Pois é Thiane, quanto mais conheço as pessoas, mais eu amo meus gatos.

Priscila Coelho - Adote, Não Compre! disse...

Profunda reflexão, Thiane. Agora essa pergunta vai ficar nos meus pensamentos também...

Belo texto, parabéns.

Beijos,

Priscila Coelho
Adote, Não Compre!

daniela disse...

tb gostei mto da tua reflexão, eu penso isso tb mas se fosse pra escrever n sei se conseguiria me esclarecer como vc.
adorei a atitude da tua amiga, qto aos gatos filhotes e a garotinha. o q acontece é q a pobre menina nao é má, apenas seus ignorantes pais nao souberam lhe ensinar que ela nao deve ter animaizinhos de estimação, q isso n é amor e q ela n merece ter um. e ela provavelmente vai continuar adotando filhotes e abandonando qdo adultos até q mergulhe um pouco no mundo dos protetores e aprenda a ter compaixao com os animais.
nosso trabalho é de formiguinha, mas cada um q convencemos sobre posse responsável ja é uma vitoria. sua amiga deu um belo exemplo, aposto q quem ouviu ficou refletindo sobre a questao.

adriana disse...

Parabens pelo texo e reflexão, é maravilhoso....
E mais maravilhoso ainda pode ser, se as pessoas que tem o pensamento do texo lessem essas palavras e se concientizassem do que são capazes de fazer, sem sentimentos pelos seres vivos.....
bj
Marcia, filha e peludos maravilhosos que temos....

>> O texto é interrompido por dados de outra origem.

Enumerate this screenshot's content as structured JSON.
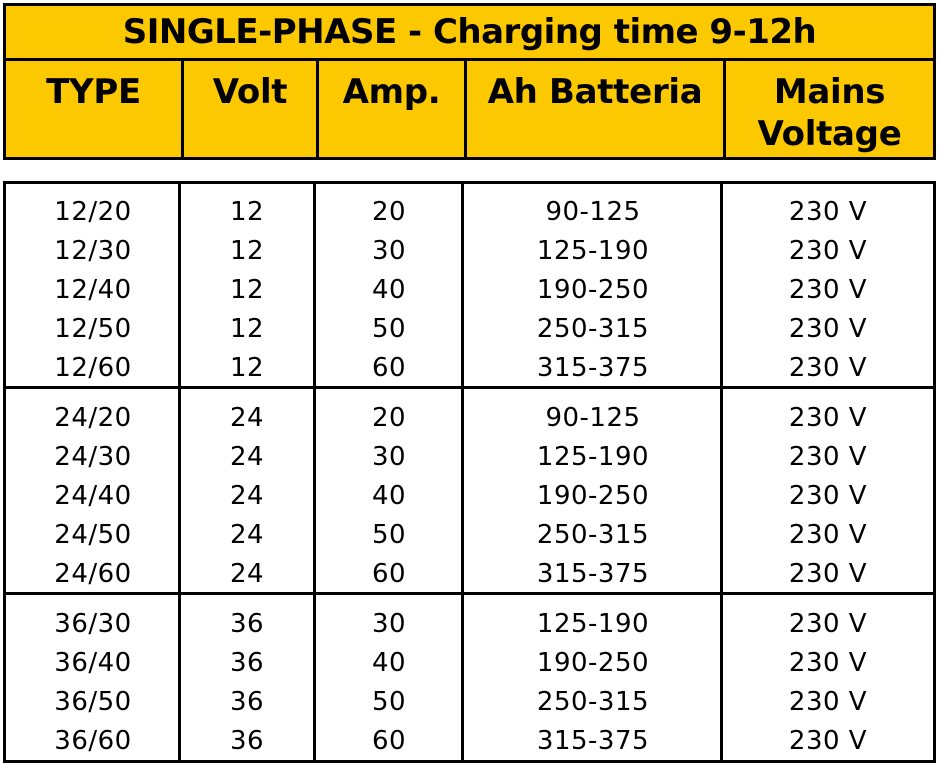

Ah, a propósito, adotei uma gatinha de 09 anos e ela é maravilhosa assim como meus outros peludos adotados, quase todos adultos.....

Priscila Coelho - Adote, Não Compre! disse...

Thiane, fiquei pensando: acho que não é só compaixão que falta. Falta senso de responsabilidade.

Compaixão é pros animais dos outros, que não temos nada a ver com a história e vemos atirados por aí. Mas responsabilidade é ter a noção de que o animal depende de ti e que se o teu cachorro deu cria ou se o teu gato fica acasalando por aí, essas consequências são sim da tua competência.

Acho que se tivesse mais responsabilidade, teria menos sofrimento e por consequência, dependeríamos menos da compaixão das pessoas.